I picked up a copy of Heinrich Böll's very first novel Der Engel schwieg (English version: The Silent Angel) after reading W.G.Sebald's essay On the Natural History of Destruction about the literary impact - or lack thereof - of the aerial bombing of Germany in World War II. Sebald mentions Der Engel schwieg as one of the few books of the time that dealt with the death and destruction of the bombing. But the book was too bleak and realistic for the time and wasn't published (Böll wrote the novel in 1950, but it wasn't published until 1992 - seven years after his death).

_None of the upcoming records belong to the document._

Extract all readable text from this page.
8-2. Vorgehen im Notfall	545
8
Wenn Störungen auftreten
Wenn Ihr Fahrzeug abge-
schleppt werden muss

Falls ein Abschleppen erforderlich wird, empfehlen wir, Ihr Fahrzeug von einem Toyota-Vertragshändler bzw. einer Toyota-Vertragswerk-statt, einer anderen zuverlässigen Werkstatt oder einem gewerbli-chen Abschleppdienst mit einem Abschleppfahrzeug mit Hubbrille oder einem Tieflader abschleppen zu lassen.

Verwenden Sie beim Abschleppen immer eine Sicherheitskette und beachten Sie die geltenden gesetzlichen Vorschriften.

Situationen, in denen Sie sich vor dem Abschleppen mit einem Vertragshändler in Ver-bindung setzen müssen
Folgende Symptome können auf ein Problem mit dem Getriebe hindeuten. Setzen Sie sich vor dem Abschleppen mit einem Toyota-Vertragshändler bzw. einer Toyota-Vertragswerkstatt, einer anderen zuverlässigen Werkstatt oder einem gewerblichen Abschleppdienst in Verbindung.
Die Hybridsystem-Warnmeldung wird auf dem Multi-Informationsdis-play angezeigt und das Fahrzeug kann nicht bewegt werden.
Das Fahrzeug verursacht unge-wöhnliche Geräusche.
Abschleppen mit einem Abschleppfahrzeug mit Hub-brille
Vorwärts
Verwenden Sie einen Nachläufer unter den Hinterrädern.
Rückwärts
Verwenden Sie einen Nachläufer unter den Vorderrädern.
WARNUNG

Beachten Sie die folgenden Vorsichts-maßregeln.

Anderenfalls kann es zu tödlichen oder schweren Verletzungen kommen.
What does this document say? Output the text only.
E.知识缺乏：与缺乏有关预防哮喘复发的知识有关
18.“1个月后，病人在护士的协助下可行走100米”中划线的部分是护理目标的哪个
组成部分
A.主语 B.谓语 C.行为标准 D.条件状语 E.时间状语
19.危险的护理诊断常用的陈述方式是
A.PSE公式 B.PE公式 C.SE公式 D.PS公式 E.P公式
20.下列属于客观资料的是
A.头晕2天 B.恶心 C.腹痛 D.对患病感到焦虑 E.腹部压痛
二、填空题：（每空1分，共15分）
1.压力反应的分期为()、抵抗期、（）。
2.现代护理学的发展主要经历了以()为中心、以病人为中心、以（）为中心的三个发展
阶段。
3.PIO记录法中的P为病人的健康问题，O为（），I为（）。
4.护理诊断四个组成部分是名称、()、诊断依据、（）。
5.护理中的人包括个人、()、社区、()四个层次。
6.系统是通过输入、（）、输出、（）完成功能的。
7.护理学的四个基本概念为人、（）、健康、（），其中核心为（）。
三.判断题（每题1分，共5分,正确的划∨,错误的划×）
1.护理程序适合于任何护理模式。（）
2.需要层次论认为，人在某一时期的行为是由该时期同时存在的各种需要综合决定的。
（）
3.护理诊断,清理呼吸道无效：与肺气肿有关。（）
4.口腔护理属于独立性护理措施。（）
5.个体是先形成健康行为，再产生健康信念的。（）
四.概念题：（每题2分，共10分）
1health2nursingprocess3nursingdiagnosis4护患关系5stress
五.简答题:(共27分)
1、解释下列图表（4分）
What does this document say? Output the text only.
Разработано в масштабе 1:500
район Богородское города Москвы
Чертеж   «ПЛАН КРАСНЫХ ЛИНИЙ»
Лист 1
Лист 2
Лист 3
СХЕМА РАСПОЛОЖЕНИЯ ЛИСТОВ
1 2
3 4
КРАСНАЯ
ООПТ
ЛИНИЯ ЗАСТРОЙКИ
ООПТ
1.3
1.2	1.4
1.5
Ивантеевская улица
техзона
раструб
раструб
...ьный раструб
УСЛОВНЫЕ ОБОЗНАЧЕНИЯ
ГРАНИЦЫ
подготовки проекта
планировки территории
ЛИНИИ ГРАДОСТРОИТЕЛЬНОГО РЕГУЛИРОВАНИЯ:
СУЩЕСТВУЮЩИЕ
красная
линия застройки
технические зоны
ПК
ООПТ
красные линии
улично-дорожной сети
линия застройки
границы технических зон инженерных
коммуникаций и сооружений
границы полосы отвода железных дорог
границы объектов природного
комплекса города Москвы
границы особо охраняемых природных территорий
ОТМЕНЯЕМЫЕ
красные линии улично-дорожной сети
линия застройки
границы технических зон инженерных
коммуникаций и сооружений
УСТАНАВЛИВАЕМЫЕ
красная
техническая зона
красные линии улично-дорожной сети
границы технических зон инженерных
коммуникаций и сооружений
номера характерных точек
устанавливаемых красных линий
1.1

After reading Der Engel schwieg I feel that Sebald was only half-right about the novel. Yes, Böll was writing about a taboo subject, but there were certainly commercial, not just sociological, reasons for why the manuscript was rejected. Böll was just gaining his sea legs as a writer; some of the plot lines, characters, and themes were handled to much better effect in Und sagte kein einziges Wort (1953) and subsequent novels. On the other hand, the novel is a must-read for Böll fans, for Der Engel schwieg gives us the "raw Böll"; everything we love about Böll is here in his first novel: good vs evil, light vs dark, the corruption of the Church hierarchy, the courage and generosity of women, the struggle to find meaning through God. And perhaps no other novel describes more powerfully the existential struggle for survival in those first days following the "Zero Hour" ( "die Stunde Null").
Der Engel schwieg begins with the central figure, Hans Schnitzler, an AWOL soldier moving Zombie-like through the rubble of his ruined city (unnamed but recognizable as Böll's Cologne) where in the dark he stumbles across a damaged statue of a smiling angel. Schnitzler is on a mission to find the widow of a wealthy soldier, who, inexplicably, gives his life for Schnitzler's - a total stranger to him. But there is little joy in having been given the gift of life; on the contrary, Schnitzler is bitter that he was cheated out of death:
“Ich sollte leben, ich wollte sogar leben – - und er wollte mir das Leben schenken, aber ich begreife jetzt, daß man jemand das Leben schenken kann, indem man ihm den Tod stiehlt.”
("I was to have lived, I even wanted to live ... and he wanted to give me life, but I realize now that you can give someone life by stealing his death.")
Schnitzler eventually does find a reason to live, in a love relationship with Regina, a woman who has lost everything in the war, including her infant son. The couple consummate their "marriage" after drinking altar wine.
If Hans Schnitlzler and Regina represent the light in Der Engel schwieg, Dr. Fischer embodies the darkness. Fischer publishes a newsletter for the Catholic Church and is a pal of the Bishop as well as a Nazi party member. Fischer collects Madonnas - not for their religious meaning but rather for their monetary value. Dr. FIscher is relentless in his quest for money, which, for Böll is blood money: there is the smell of blood as Fischer opens his safe, he pays a handsome sum to Regina for donating blood to his daughter. In the end, blood money wins out, and the reader is left with an image of the stone angel sinking into the mud, its smile now a sorrowful grimace. This is not the happy ending the publishers were hoping for that might distract readers from the horrors of war and misery of a ruined country before the Economic Miracle.
Böll was not interested in happy endings. In his 1952 essay Bekenntnis zur Trümmerliteratur ("Commitment to the Literature of Rubble") Böll emphasized his commitment to writing the truth of what he witnessed:
Die Bezeichnungen als solche sind berechtigt: es war Krieg gewesen, sechs Jahre lang, wir kehrten heim aus diesem Krieg, wir fanden Trümmer und schrieben darüber. Merkwürdig, fast verdächtig war nur der vorwurfsvolle, fast gekränkte Ton, mit dem man sich dieser Bezeichnung bediente: man schien uns zwar nicht verantwortlich zu machen dafür, daß Krieg gewesen, daß alles in Trümmern lag, nur nahm man uns offenbar übel, daß wir es gesehen hatten und sahen, aber wir hatten keine Binde vor den Augen und sahen es: ein gutes Auge gehört zum Handwerkszeug des Schriftstellers.
(The characterizations as such are justified: there was a war, six years long, and we came home from the war and found rubble wrote about it. What's strange is the accusatory tone people used in their characterizations of us. Not that they held us responsible for the war, or that everything lay in rubble, but they took offense that we had witnessed it, but we weren't blindfolded and we did see it: a good eye is an important tool for a writer.)